Glenn Beck boasts ‘courage’ at Israel rally ahead of upcoming web TV premiere

One year after hosting a mega rally in Washington, D.C, conservative pundit Glenn Beck gathered supporters near a holy site in Israel Wednesday. The event, which was not without controversy given its location and host, was smaller than some of his past assemblies, but that did not stop Beck from a full display of rhetoric.

"In Israel, there is more courage in one square mile than in all of Europe," Beck said in his keynote address. The event, titled "Restoring Courage," was billed as a rally to declare support for the Jewish state.

"In Israel," Beck continued, "there is more courage in one soldier than in the combined and cold hearts of every bureaucrat at the United Nations. No country is perfect. But it tries, and it is courageous. Today, the world needs courage more than ever."

You can watch a video from the event above.

Israeli religious and political figures both on the left and right came out against the rally, presumably as a reaction to Beck's track record of controversial remarks.
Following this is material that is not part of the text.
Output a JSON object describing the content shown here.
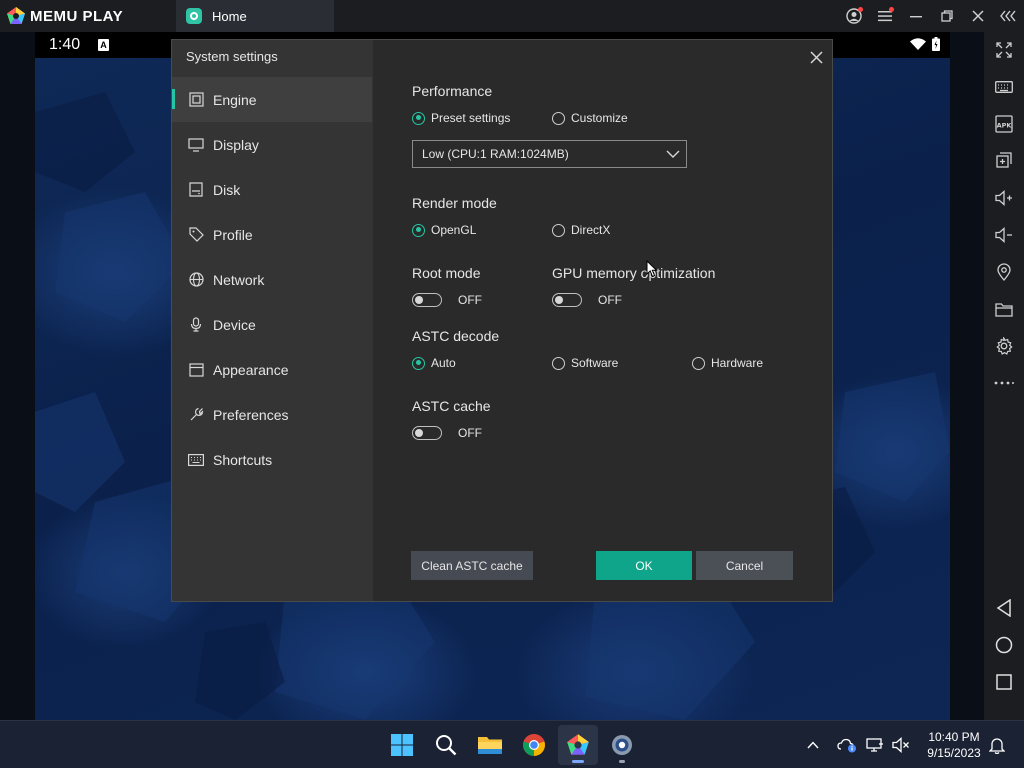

There was even a Facebook page called "Glenn Beck Stay Home" created in protest.

But in the end, 1,700 supporters showed for the sold-out event, and an additional 3,000 gathered at a nearby viewing station where it was beamed in live, a spokesman for Beck told The Cutline. The Guardian, among others, contested those figures, reporting a "surprising number of empty seats belied the organisers' claims that demand for tickets had outstripped availability." Many of the attendees were evangelical Christians from the United States, according to reports.

The Beck spokesman also said there were 100 reporters on hand to cover the rally. Nevertheless, it didn't manage to spark quite the media frenzy as Beck's August 2010 "Restoring Honor" rally in the nation's capital, which reportedly drew some 100,000 people to the National Mall. (A late-summer jaunt to Israel, of course, was probably not realistic for many of Beck's core supporters in the states.)

To an extent, Beck has fallen off the radar since his departure earlier this summer from Fox News Channel, where he was the 5 p.m. anchor. He significantly built up the network's ratings for that time slot, though they began to slip last year as some viewers and advertisers became increasingly wary of his polarizing rhetoric.

But critics shouldn't write Beck off just yet. His subscription-based daily web TV show premieres on Sept. 12, and in anticipation, Beck has been beefing up the talent roster. Beck plans to expand the show into a full-fledged media site called GBTV that will feature news, opinion, and entertainment content under the banner of his production company, Mercury Radio Arts.

"It seems like everything we have been doing at Mercury for the past few years has been leading to the launch of GBTV," he told The Cutline in June. "As I keep telling my staff, GBTV is a verb--we don't want couch potatoes, we want active engagement from our viewers and will provide them with shows that encourage just that."